Normally I tell them to suck eggs and have my driver run over their feet, but for you dear reader I’ll explain the four-step process:
- Move to New York without much of a plan and get a comically tiny apartment.
- Have a wildly rich and very powerful uncle that can reluctantly give you a job in his company’s mailroom.
- When delivering mail, find an empty office and pretend to be upper management, making decisions and moves that no one would do.
- Sleep with your uncle’s wife.
It’s that easy.
… well, not really; that’s just the plot to The Secret of My Succe$s – the 1987 film I’m going to review today.
The Secret of My Succe$s was yet another 80s yuppie-fest movie that asked “Is money really THAT important?” You see, the 80s were filled with those movies – Trading Places, Wall Street, and Glengarry Glen Ross are just a few. The times then were pretty similar to the times now, and the movies coming out were simply trying to portray the high cost of living.
The Secret of My Succe$s is a film starring Michael J. Fox as Brantley Foster; a young kid out of the country who dreams of being as rich and successful as his distant uncle Howard Prescott (Richard Jordan), so he drops everything and moves to New York.
You know, as far as I can tell moving to New York is pretty easy. I wonder why no one does it?
Anyway, things don’t really work out in the beginning for Foster and he quickly finds that both women and happiness are hard to come by without the money he desires; so, in desperation, he contacts Prescott and is grudgingly given a job in the mailroom.

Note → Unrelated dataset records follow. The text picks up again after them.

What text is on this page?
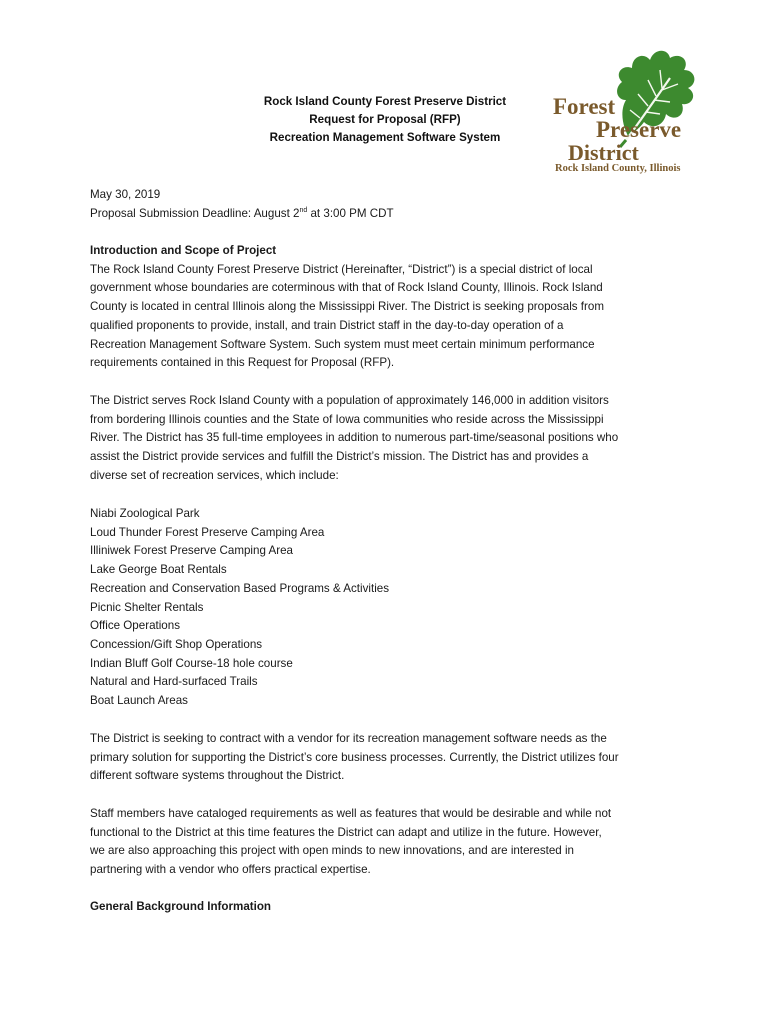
Rock Island County Forest Preserve District
Request for Proposal (RFP)
Recreation Management Software System
Forest
Preserve
District
Rock Island County, Illinois

May 30, 2019

Proposal Submission Deadline: August 2nd at 3:00 PM CDT

Introduction and Scope of Project

The Rock Island County Forest Preserve District (Hereinafter, “District”) is a special district of local

government whose boundaries are coterminous with that of Rock Island County, Illinois. Rock Island

County is located in central Illinois along the Mississippi River. The District is seeking proposals from

qualified proponents to provide, install, and train District staff in the day-to-day operation of a

Recreation Management Software System. Such system must meet certain minimum performance

requirements contained in this Request for Proposal (RFP).

The District serves Rock Island County with a population of approximately 146,000 in addition visitors

from bordering Illinois counties and the State of Iowa communities who reside across the Mississippi

River. The District has 35 full-time employees in addition to numerous part-time/seasonal positions who

assist the District provide services and fulfill the District’s mission. The District has and provides a

diverse set of recreation services, which include:

Niabi Zoological Park

Loud Thunder Forest Preserve Camping Area

Illiniwek Forest Preserve Camping Area

Lake George Boat Rentals

Recreation and Conservation Based Programs & Activities

Picnic Shelter Rentals

Office Operations

Concession/Gift Shop Operations

Indian Bluff Golf Course-18 hole course

Natural and Hard-surfaced Trails

Boat Launch Areas

The District is seeking to contract with a vendor for its recreation management software needs as the

primary solution for supporting the District’s core business processes. Currently, the District utilizes four

different software systems throughout the District.

Staff members have cataloged requirements as well as features that would be desirable and while not

functional to the District at this time features the District can adapt and utilize in the future. However,

we are also approaching this project with open minds to new innovations, and are interested in

partnering with a vendor who offers practical expertise.

General Background Information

While doing mailroom duty, Foster discovers an office from a recently laid-off employee, Carlton Whitfield, and decides to make camp. While there, he answers the phone as Whitfield, solves a huge problem, and then decides to be Whitfield; essentially jumping decades of work into management.

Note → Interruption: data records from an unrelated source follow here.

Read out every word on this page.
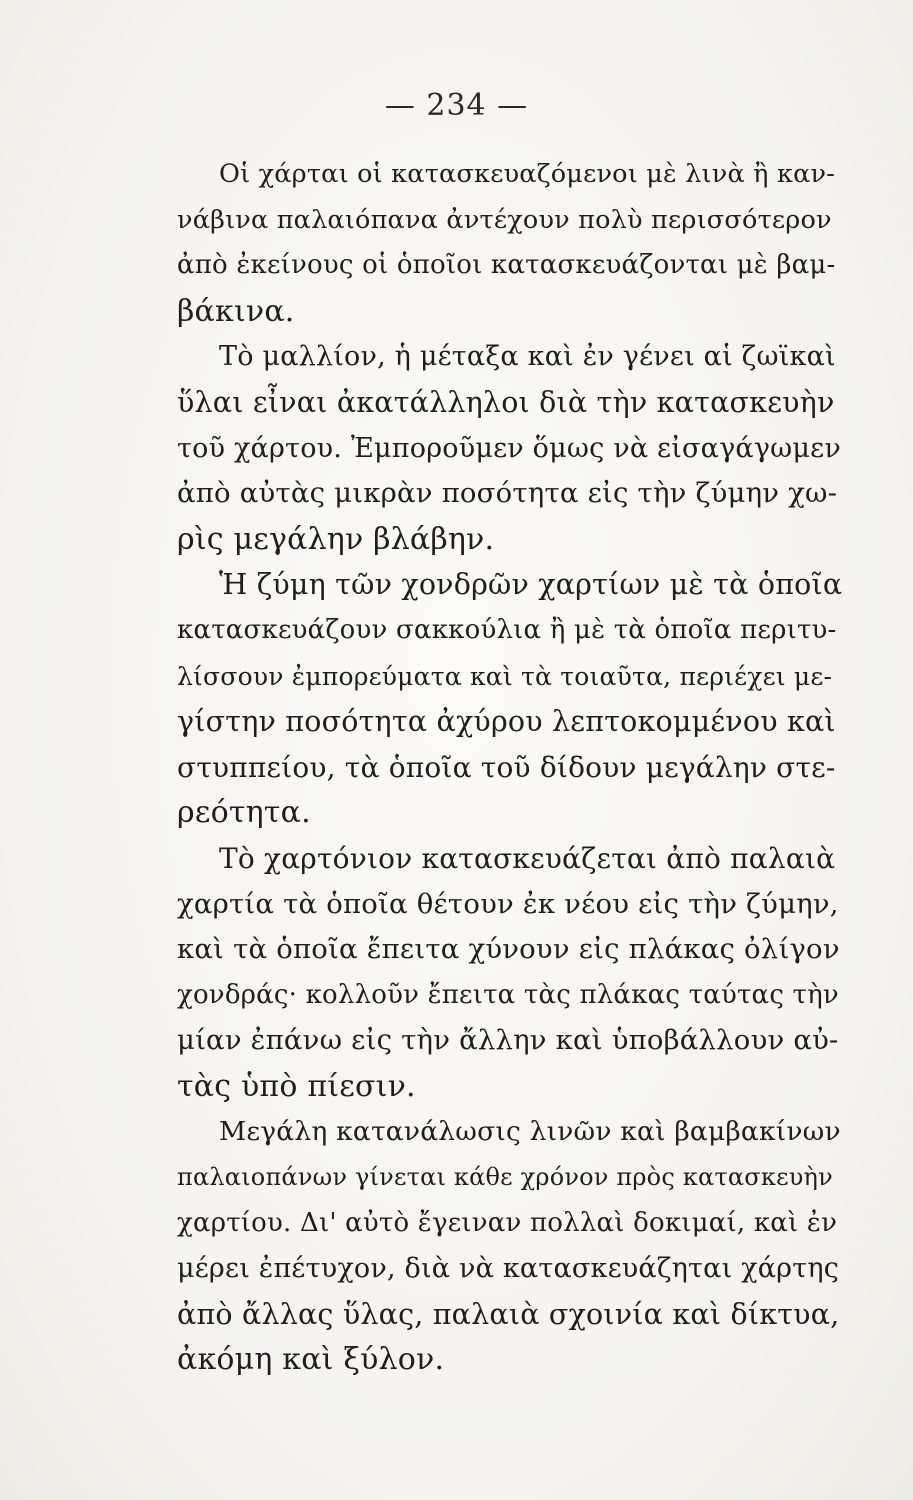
— 234 —
Οἱ χάρται οἱ κατασκευαζόμενοι μὲ λινὰ ἢ καν-
νάβινα παλαιόπανα ἀντέχουν πολὺ περισσότερον
ἀπὸ ἐκείνους οἱ ὁποῖοι κατασκευάζονται μὲ βαμ-
βάκινα.
Τὸ μαλλίον, ἡ μέταξα καὶ ἐν γένει αἱ ζωϊκαὶ
ὕλαι εἶναι ἀκατάλληλοι διὰ τὴν κατασκευὴν
τοῦ χάρτου. Ἐμποροῦμεν ὅμως νὰ εἰσαγάγωμεν
ἀπὸ αὐτὰς μικρὰν ποσότητα εἰς τὴν ζύμην χω-
ρὶς μεγάλην βλάβην.
Ἡ ζύμη τῶν χονδρῶν χαρτίων μὲ τὰ ὁποῖα
κατασκευάζουν σακκούλια ἢ μὲ τὰ ὁποῖα περιτυ-
λίσσουν ἐμπορεύματα καὶ τὰ τοιαῦτα, περιέχει με-
γίστην ποσότητα ἀχύρου λεπτοκομμένου καὶ
στυππείου, τὰ ὁποῖα τοῦ δίδουν μεγάλην στε-
ρεότητα.
Τὸ χαρτόνιον κατασκευάζεται ἀπὸ παλαιὰ
χαρτία τὰ ὁποῖα θέτουν ἐκ νέου εἰς τὴν ζύμην,
καὶ τὰ ὁποῖα ἔπειτα χύνουν εἰς πλάκας ὀλίγον
χονδράς· κολλοῦν ἔπειτα τὰς πλάκας ταύτας τὴν
μίαν ἐπάνω εἰς τὴν ἄλλην καὶ ὑποβάλλουν αὐ-
τὰς ὑπὸ πίεσιν.
Μεγάλη κατανάλωσις λινῶν καὶ βαμβακίνων
παλαιοπάνων γίνεται κάθε χρόνον πρὸς κατασκευὴν
χαρτίου. Δι' αὐτὸ ἔγειναν πολλαὶ δοκιμαί, καὶ ἐν
μέρει ἐπέτυχον, διὰ νὰ κατασκευάζηται χάρτης
ἀπὸ ἄλλας ὕλας, παλαιὰ σχοινία καὶ δίκτυα,
ἀκόμη καὶ ξύλον.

As mentioned above, Foster quickly discovers that with power comes money and women–
–wait, isn’t that Scarface?
Regardless; as you can imagine high jinks ensue when Foster tries to balance his act without alerting his uncle as well as coming off as the super-successful businessman to his New York crush and now girlfriend Christy Wills (played by the ultra-hot and my own Supergirl crush Helen Slater).
Oh, and Foster bangs his uncle’s wife, Auntie Vera.
If you’re looking for nostalgia of the time you can’t go wrong with this one – it has Michael J Fox, Helen Slater, an awesome soundtrack (including “Oh Yeah” by Yello – that DAY BOW BOW song you heard in Ferris Bueller’s Day Off), and so, so much 1980s fashion.
The ending is expected and we all go home felling better about ourselves because the kid from Family Ties learns a valuable lesson about life.
All-in-all it’s a really dumb movie held together by the THINNEST of strings.
Questions will pop into your head like “How does no one notice Foster and Whitfield are the same person? Didn’t either person make ANY acquaintances in the office?” and “Seriously, can anyone just wander into a Fortune 500 company and work an empty office?”
Well, I guess the answer to that last one is yes.
How do you think I got my gig at Forces of Geek?